Thirty-five. Unmarried. No children. They're just waiting for you to dry up inside. To let those special genes die with you. Because you threaten their order. Like Aether Foundation, blackballed the instant it became clear what that technology could do. How lonely are you, Sabrina?
Sabrina stared, and stared, and stared.
What life do you live? Alone, in some nice home they let you own, with Pokémon that unnerve you because so often you seem more like them than your own species, a feeling you can't stand. You can't even be righteously angry at your situation. The IPL has been magnanimous. An earlier era you're burnt at the stake, a witch. A less peaceful or egalitarian epoch and they spirit you away into some lab to be vivisected and weaponized. This world is the best possible world, like the Old Man said, and the tragedy for you is that even in utopia you're alone, so pathetically alone. Isn't it true? Because I felt that way too. I took a step and fell out this world and realized. That's why I slashed my wrists. Have you ever tried to hurt yourself, Sabrina?
"She's in my head," Sabrina said, stunned.
"What the fuck? You're gonna say she has psychic powers too now?"
"I don't know." Sabrina rubbed a temple. "I don't—I don't think she does. But..."
The middle-aged guy stepped forward and slammed a palm hard on the table, startling Sabrina to a jolt, startling Cely too. "Answer her fucking question! Did MOTHER make you steal Bill's flash drive?"
She didn't. And it was true.
"She didn't," Sabrina said. "It's true."
"No it fucking isn't. Why else would she steal it?"
Cely didn't know. A whim, a sense; serendipity.
"She doesn't know," Sabrina said. "S... serendipity..."
"The flash drive's a distraction anyway, what is RISE doing tomorrow? How will they attack the stadium?"
They won't.
"They won't," Sabrina said.
"They're gonna do something. We know they are. What happens tomorrow? What happens on October 12?"
The world ends.
"The world ends," Sabrina said. She awoke from her daze and pierced Cely with a questioning stare. "What does that mean?"
Cely had no idea. MOTHER never once told her.
The younger agent scoffed. "I can't believe this."
I can.
"She can," Sabrina said. When both agents gave her a death glare, her eyes went straight down into the tabletop.
"Alright, out of the chair."
"Let the professionals handle this."
And they handled it, the way they knew how, with shouting and intimidation, pacing back and forth while she spoke not a single word. Sabrina remained in the corner, watching her feet and only sometimes turning eyes toward Cely. As the agents' words became a meaningless drone, Cely imagined the READ poster, the face in that tuxedo still so severe, so alone, no matter what guise they wrapped her in. Wasn't that why Cely eventually tore the poster off her wall?

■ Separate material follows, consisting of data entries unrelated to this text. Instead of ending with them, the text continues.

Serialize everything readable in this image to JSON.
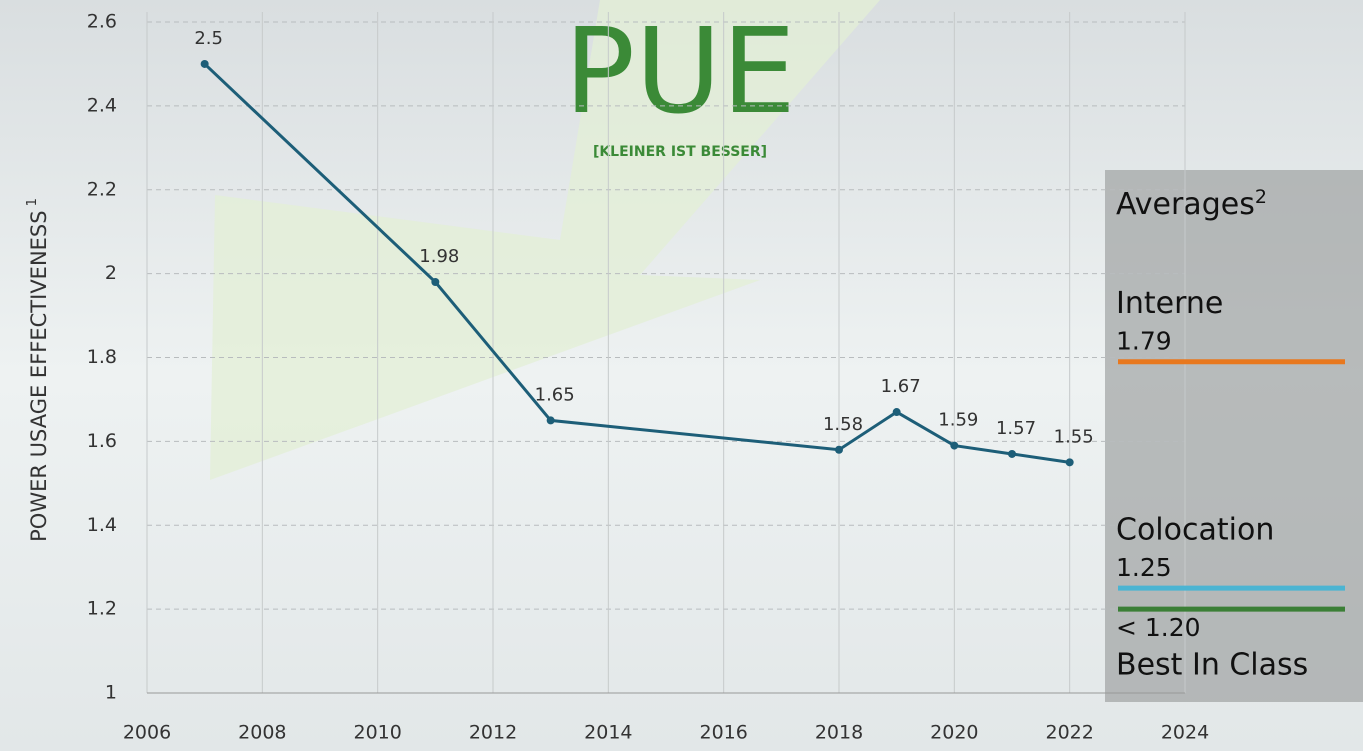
{
  "chart_data": {
    "type": "line",
    "title": "PUE",
    "subtitle": "[KLEINER IST BESSER]",
    "y_label": "POWER USAGE EFFECTIVENESS",
    "y_label_note": "1",
    "x": [
      2007,
      2011,
      2013,
      2018,
      2019,
      2020,
      2021,
      2022
    ],
    "series": [
      {
        "name": "PUE",
        "color": "#1d5e78",
        "values": [
          2.5,
          1.98,
          1.65,
          1.58,
          1.67,
          1.59,
          1.57,
          1.55
        ]
      }
    ],
    "xlim": [
      2006,
      2024
    ],
    "xticks": [
      2006,
      2008,
      2010,
      2012,
      2014,
      2016,
      2018,
      2020,
      2022,
      2024
    ],
    "ylim": [
      1,
      2.6
    ],
    "yticks": [
      1,
      1.2,
      1.4,
      1.6,
      1.8,
      2,
      2.2,
      2.4,
      2.6
    ],
    "grid": true,
    "legend_title": "Averages",
    "legend_title_note": "2",
    "reference_lines": [
      {
        "name": "Interne",
        "value": 1.79,
        "color": "#e8781e"
      },
      {
        "name": "Colocation",
        "value": 1.25,
        "color": "#4bb4d2"
      },
      {
        "name": "Best In Class",
        "value": 1.2,
        "value_label": "< 1.20",
        "color": "#3b7f36"
      }
    ]
  }
}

Tragedy. One special flower, cut and displayed under a glass dome. Cely wasn't like that. She wouldn't end up that way. None of them, not the IPL or Mom or Dad or MOTHER, none of them would control her. She alone, shining, as the story ended forever.
Eventually, Sabrina excused herself for a drink of water, and never returned.

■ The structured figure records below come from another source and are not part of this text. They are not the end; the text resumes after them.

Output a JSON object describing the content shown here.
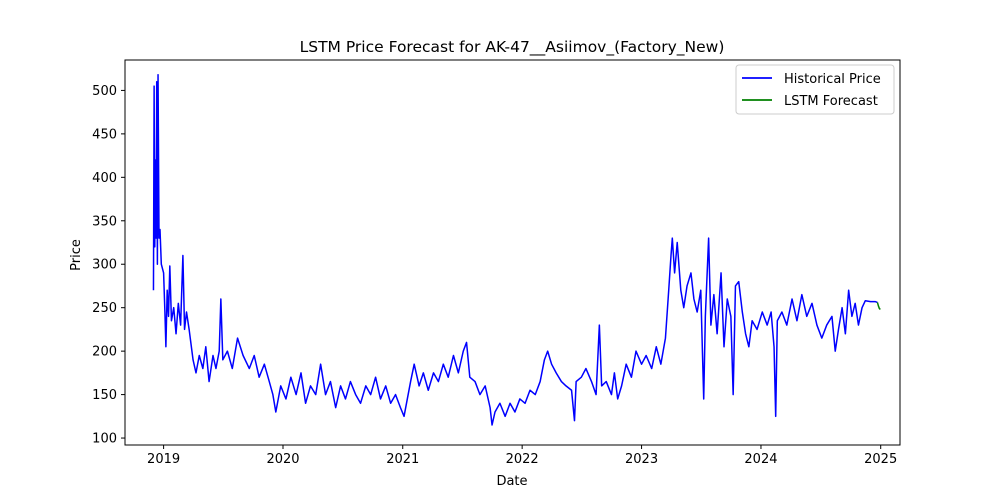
{
  "chart_data": {
    "type": "line",
    "title": "LSTM Price Forecast for AK-47__Asiimov_(Factory_New)",
    "xlabel": "Date",
    "ylabel": "Price",
    "xlim": [
      "2018-09-05",
      "2025-03-01"
    ],
    "ylim": [
      92,
      535
    ],
    "xticks": [
      "2019",
      "2020",
      "2021",
      "2022",
      "2023",
      "2024",
      "2025"
    ],
    "yticks": [
      100,
      150,
      200,
      250,
      300,
      350,
      400,
      450,
      500
    ],
    "grid": false,
    "legend_position": "top-right",
    "series": [
      {
        "name": "Historical Price",
        "color": "#0000ff",
        "points": [
          [
            "2018-12-01",
            270
          ],
          [
            "2018-12-03",
            505
          ],
          [
            "2018-12-05",
            320
          ],
          [
            "2018-12-07",
            420
          ],
          [
            "2018-12-09",
            330
          ],
          [
            "2018-12-11",
            510
          ],
          [
            "2018-12-13",
            300
          ],
          [
            "2018-12-15",
            518
          ],
          [
            "2018-12-18",
            330
          ],
          [
            "2018-12-21",
            340
          ],
          [
            "2018-12-25",
            300
          ],
          [
            "2019-01-01",
            290
          ],
          [
            "2019-01-05",
            245
          ],
          [
            "2019-01-08",
            205
          ],
          [
            "2019-01-12",
            270
          ],
          [
            "2019-01-16",
            240
          ],
          [
            "2019-01-20",
            298
          ],
          [
            "2019-01-25",
            235
          ],
          [
            "2019-02-01",
            250
          ],
          [
            "2019-02-08",
            220
          ],
          [
            "2019-02-15",
            255
          ],
          [
            "2019-02-22",
            230
          ],
          [
            "2019-03-01",
            310
          ],
          [
            "2019-03-06",
            225
          ],
          [
            "2019-03-12",
            245
          ],
          [
            "2019-03-20",
            225
          ],
          [
            "2019-04-01",
            190
          ],
          [
            "2019-04-10",
            175
          ],
          [
            "2019-04-20",
            195
          ],
          [
            "2019-05-01",
            180
          ],
          [
            "2019-05-10",
            205
          ],
          [
            "2019-05-20",
            165
          ],
          [
            "2019-06-01",
            195
          ],
          [
            "2019-06-10",
            180
          ],
          [
            "2019-06-20",
            200
          ],
          [
            "2019-06-25",
            260
          ],
          [
            "2019-07-01",
            190
          ],
          [
            "2019-07-15",
            200
          ],
          [
            "2019-07-30",
            180
          ],
          [
            "2019-08-15",
            215
          ],
          [
            "2019-09-01",
            195
          ],
          [
            "2019-09-20",
            180
          ],
          [
            "2019-10-05",
            195
          ],
          [
            "2019-10-20",
            170
          ],
          [
            "2019-11-05",
            185
          ],
          [
            "2019-11-20",
            165
          ],
          [
            "2019-12-01",
            150
          ],
          [
            "2019-12-10",
            130
          ],
          [
            "2019-12-25",
            160
          ],
          [
            "2020-01-10",
            145
          ],
          [
            "2020-01-25",
            170
          ],
          [
            "2020-02-10",
            150
          ],
          [
            "2020-02-25",
            175
          ],
          [
            "2020-03-10",
            140
          ],
          [
            "2020-03-25",
            160
          ],
          [
            "2020-04-10",
            150
          ],
          [
            "2020-04-25",
            185
          ],
          [
            "2020-05-10",
            150
          ],
          [
            "2020-05-25",
            165
          ],
          [
            "2020-06-10",
            135
          ],
          [
            "2020-06-25",
            160
          ],
          [
            "2020-07-10",
            145
          ],
          [
            "2020-07-25",
            165
          ],
          [
            "2020-08-10",
            150
          ],
          [
            "2020-08-25",
            140
          ],
          [
            "2020-09-10",
            160
          ],
          [
            "2020-09-25",
            150
          ],
          [
            "2020-10-10",
            170
          ],
          [
            "2020-10-25",
            145
          ],
          [
            "2020-11-10",
            160
          ],
          [
            "2020-11-25",
            140
          ],
          [
            "2020-12-10",
            150
          ],
          [
            "2020-12-25",
            135
          ],
          [
            "2021-01-05",
            125
          ],
          [
            "2021-01-15",
            145
          ],
          [
            "2021-01-25",
            165
          ],
          [
            "2021-02-05",
            185
          ],
          [
            "2021-02-20",
            160
          ],
          [
            "2021-03-05",
            175
          ],
          [
            "2021-03-20",
            155
          ],
          [
            "2021-04-05",
            175
          ],
          [
            "2021-04-20",
            165
          ],
          [
            "2021-05-05",
            185
          ],
          [
            "2021-05-20",
            170
          ],
          [
            "2021-06-05",
            195
          ],
          [
            "2021-06-20",
            175
          ],
          [
            "2021-07-05",
            200
          ],
          [
            "2021-07-15",
            210
          ],
          [
            "2021-07-25",
            170
          ],
          [
            "2021-08-10",
            165
          ],
          [
            "2021-08-25",
            150
          ],
          [
            "2021-09-10",
            160
          ],
          [
            "2021-09-25",
            135
          ],
          [
            "2021-10-01",
            115
          ],
          [
            "2021-10-10",
            130
          ],
          [
            "2021-10-25",
            140
          ],
          [
            "2021-11-10",
            125
          ],
          [
            "2021-11-25",
            140
          ],
          [
            "2021-12-10",
            130
          ],
          [
            "2021-12-25",
            145
          ],
          [
            "2022-01-10",
            140
          ],
          [
            "2022-01-25",
            155
          ],
          [
            "2022-02-10",
            150
          ],
          [
            "2022-02-25",
            165
          ],
          [
            "2022-03-10",
            190
          ],
          [
            "2022-03-20",
            200
          ],
          [
            "2022-04-01",
            185
          ],
          [
            "2022-04-15",
            175
          ],
          [
            "2022-05-01",
            165
          ],
          [
            "2022-05-15",
            160
          ],
          [
            "2022-06-01",
            155
          ],
          [
            "2022-06-10",
            120
          ],
          [
            "2022-06-15",
            165
          ],
          [
            "2022-07-01",
            170
          ],
          [
            "2022-07-15",
            180
          ],
          [
            "2022-08-01",
            165
          ],
          [
            "2022-08-15",
            150
          ],
          [
            "2022-08-25",
            230
          ],
          [
            "2022-09-01",
            160
          ],
          [
            "2022-09-15",
            165
          ],
          [
            "2022-10-01",
            150
          ],
          [
            "2022-10-10",
            175
          ],
          [
            "2022-10-20",
            145
          ],
          [
            "2022-11-01",
            160
          ],
          [
            "2022-11-15",
            185
          ],
          [
            "2022-12-01",
            170
          ],
          [
            "2022-12-15",
            200
          ],
          [
            "2023-01-01",
            185
          ],
          [
            "2023-01-15",
            195
          ],
          [
            "2023-02-01",
            180
          ],
          [
            "2023-02-15",
            205
          ],
          [
            "2023-03-01",
            185
          ],
          [
            "2023-03-15",
            215
          ],
          [
            "2023-03-25",
            270
          ],
          [
            "2023-04-01",
            310
          ],
          [
            "2023-04-05",
            330
          ],
          [
            "2023-04-12",
            290
          ],
          [
            "2023-04-20",
            325
          ],
          [
            "2023-05-01",
            270
          ],
          [
            "2023-05-10",
            250
          ],
          [
            "2023-05-20",
            275
          ],
          [
            "2023-06-01",
            290
          ],
          [
            "2023-06-10",
            260
          ],
          [
            "2023-06-20",
            245
          ],
          [
            "2023-07-01",
            270
          ],
          [
            "2023-07-10",
            145
          ],
          [
            "2023-07-15",
            240
          ],
          [
            "2023-07-25",
            330
          ],
          [
            "2023-08-01",
            230
          ],
          [
            "2023-08-10",
            265
          ],
          [
            "2023-08-20",
            220
          ],
          [
            "2023-09-01",
            290
          ],
          [
            "2023-09-10",
            205
          ],
          [
            "2023-09-20",
            260
          ],
          [
            "2023-10-01",
            240
          ],
          [
            "2023-10-08",
            150
          ],
          [
            "2023-10-15",
            275
          ],
          [
            "2023-10-25",
            280
          ],
          [
            "2023-11-05",
            245
          ],
          [
            "2023-11-15",
            220
          ],
          [
            "2023-11-25",
            205
          ],
          [
            "2023-12-05",
            235
          ],
          [
            "2023-12-20",
            225
          ],
          [
            "2024-01-05",
            245
          ],
          [
            "2024-01-20",
            230
          ],
          [
            "2024-02-01",
            245
          ],
          [
            "2024-02-10",
            205
          ],
          [
            "2024-02-15",
            125
          ],
          [
            "2024-02-20",
            235
          ],
          [
            "2024-03-05",
            245
          ],
          [
            "2024-03-20",
            230
          ],
          [
            "2024-04-05",
            260
          ],
          [
            "2024-04-20",
            235
          ],
          [
            "2024-05-05",
            265
          ],
          [
            "2024-05-20",
            240
          ],
          [
            "2024-06-05",
            255
          ],
          [
            "2024-06-20",
            230
          ],
          [
            "2024-07-05",
            215
          ],
          [
            "2024-07-20",
            230
          ],
          [
            "2024-08-05",
            240
          ],
          [
            "2024-08-15",
            200
          ],
          [
            "2024-08-25",
            225
          ],
          [
            "2024-09-05",
            250
          ],
          [
            "2024-09-15",
            220
          ],
          [
            "2024-09-25",
            270
          ],
          [
            "2024-10-05",
            240
          ],
          [
            "2024-10-15",
            255
          ],
          [
            "2024-10-25",
            230
          ],
          [
            "2024-11-05",
            250
          ],
          [
            "2024-11-15",
            258
          ],
          [
            "2024-12-01",
            257
          ],
          [
            "2024-12-15",
            257
          ],
          [
            "2024-12-22",
            256
          ]
        ]
      },
      {
        "name": "LSTM Forecast",
        "color": "#008000",
        "points": [
          [
            "2024-12-22",
            256
          ],
          [
            "2024-12-25",
            252
          ],
          [
            "2024-12-28",
            249
          ],
          [
            "2024-12-31",
            248
          ]
        ]
      }
    ]
  }
}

Hours of yelling passed before a pounding came at the door. It opened a crack, someone whispered, the agents grimaced. With terse, pissy flicks of their hands, they told Aracely to scram.

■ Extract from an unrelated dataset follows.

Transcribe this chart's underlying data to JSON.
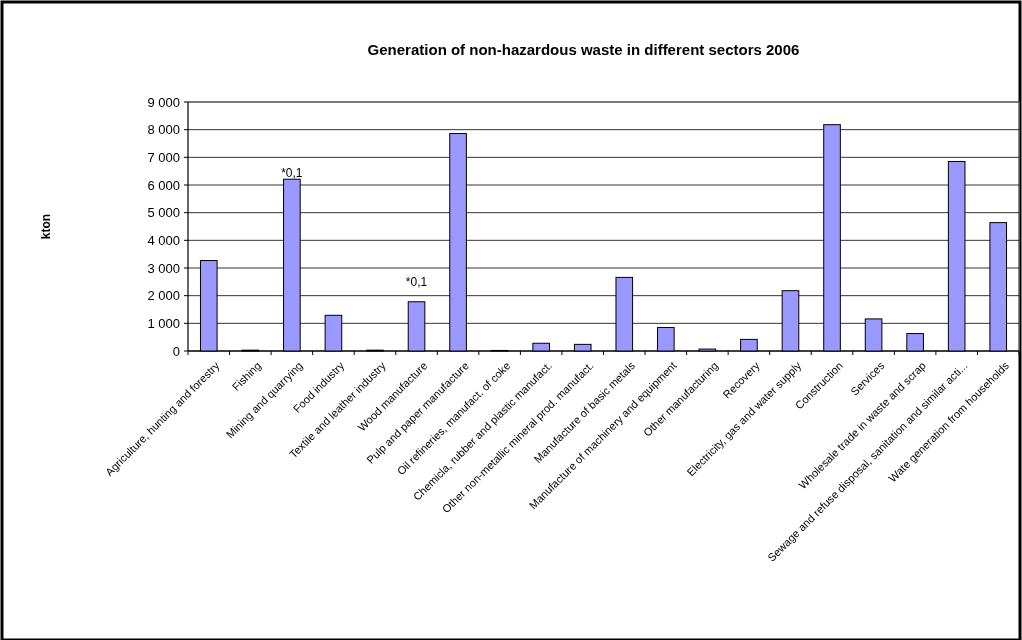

Mom met her in the hall. She gripped Cely by the arm, dragged her close, and walked shielding her from the eyes of the agents at their backs. "That Old Bastard thinks he's all-powerful," Mom hissed. "It's not twenty years ago, buddy. I called every single member of the politburo. Even his loyalists. You should've heard them when I explained he was trying to sabotage his own finals! HAH."
Hand clenched around Cely's wrist, she led her to an elevator. The sun was down and all windows they passed were full of city lights that twinkled like stars.
"The helicopter left, so I had to bring the car. It's in the garage." She said this like bringing the car was what took her so long.
Buttons lit up in sequence to track their descent down the skyscraper's hundred floors. In silence Mom and Cely stood together, watching.
Suddenly Mom turned and wrapped her arms around her. She drew Cely in, bony body all angles as her chin touched Cely's forehead. "Promise me," she whispered, "promise me this is the last battle."
"I promise," Cely whispered back. She slid her phone out of her pocket just in time to watch 11:59 tick over to the next day.